I can see parallels between the plight of Mike Noonan, and Bag of Bones as a mini-series. In the story, when called upon to come up with something quickly, he pulls out an old discarded draft – something he refers to as a “trunk novel” and pawns it off as new. Having not read it, I wouldn’t call Bag of Bones a trunk novel, but perhaps a “trunk adaptation.” It seems to me that A&E went mining through King's unproduced back catalogue and came up with this one. The problem is that the themes within, of curses, ghosts & troubled authors, have already been explored – decidedly better I might add – in his other works.
I don’t want to bash Bag of Bones too much though, as it is completely functional. The performances were solid, and despite the formulaic setup, there was something very honest about it.
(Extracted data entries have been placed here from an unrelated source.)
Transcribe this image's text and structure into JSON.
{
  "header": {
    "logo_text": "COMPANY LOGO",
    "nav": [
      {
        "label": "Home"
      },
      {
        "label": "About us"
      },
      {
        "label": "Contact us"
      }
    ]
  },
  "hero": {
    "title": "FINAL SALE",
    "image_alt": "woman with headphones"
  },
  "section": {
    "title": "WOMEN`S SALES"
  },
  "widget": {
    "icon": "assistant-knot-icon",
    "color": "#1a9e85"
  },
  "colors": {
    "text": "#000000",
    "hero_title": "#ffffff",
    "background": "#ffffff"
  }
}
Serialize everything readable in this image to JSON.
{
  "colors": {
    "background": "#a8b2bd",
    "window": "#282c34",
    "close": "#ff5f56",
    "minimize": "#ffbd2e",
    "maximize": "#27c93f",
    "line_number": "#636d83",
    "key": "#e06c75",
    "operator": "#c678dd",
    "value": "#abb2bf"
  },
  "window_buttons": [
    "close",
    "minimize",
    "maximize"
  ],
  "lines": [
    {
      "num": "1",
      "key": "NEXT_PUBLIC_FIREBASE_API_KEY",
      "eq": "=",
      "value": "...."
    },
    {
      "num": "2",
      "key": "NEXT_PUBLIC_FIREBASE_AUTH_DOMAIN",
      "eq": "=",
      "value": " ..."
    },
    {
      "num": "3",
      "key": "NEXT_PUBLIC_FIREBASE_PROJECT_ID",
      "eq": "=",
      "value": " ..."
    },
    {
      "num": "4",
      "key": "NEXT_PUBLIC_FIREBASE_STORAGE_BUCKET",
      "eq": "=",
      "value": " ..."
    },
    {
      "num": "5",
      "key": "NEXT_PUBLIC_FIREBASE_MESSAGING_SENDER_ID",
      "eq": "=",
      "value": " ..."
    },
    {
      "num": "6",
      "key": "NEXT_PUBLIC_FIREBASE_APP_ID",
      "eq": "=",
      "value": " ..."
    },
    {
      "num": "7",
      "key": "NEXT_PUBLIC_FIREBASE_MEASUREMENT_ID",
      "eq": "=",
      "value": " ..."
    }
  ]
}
I was glad to see Melissa George, as well. Along with her turn in the British actioner A Lonely Place To Die, this has been a good year for her. I think the only characters I wasn’t onboard with were the villains Max Devore (William Schallert) and his crusty assistant Rogette (Deborah Grover), for they were overly cartoonish and often took me out of it.
As far as presentation goes, you know what you’re getting with Mick Garris. His utilitarian style gets the job done, but at the same time, hasn’t felt fresh to me for quite sometime. It was nice to see him lean toward practical effects though, as many a King production has been derailed by CGI in the past.
Bag of Bones was a serviceable genre experience, but not something I would likely ever revisit.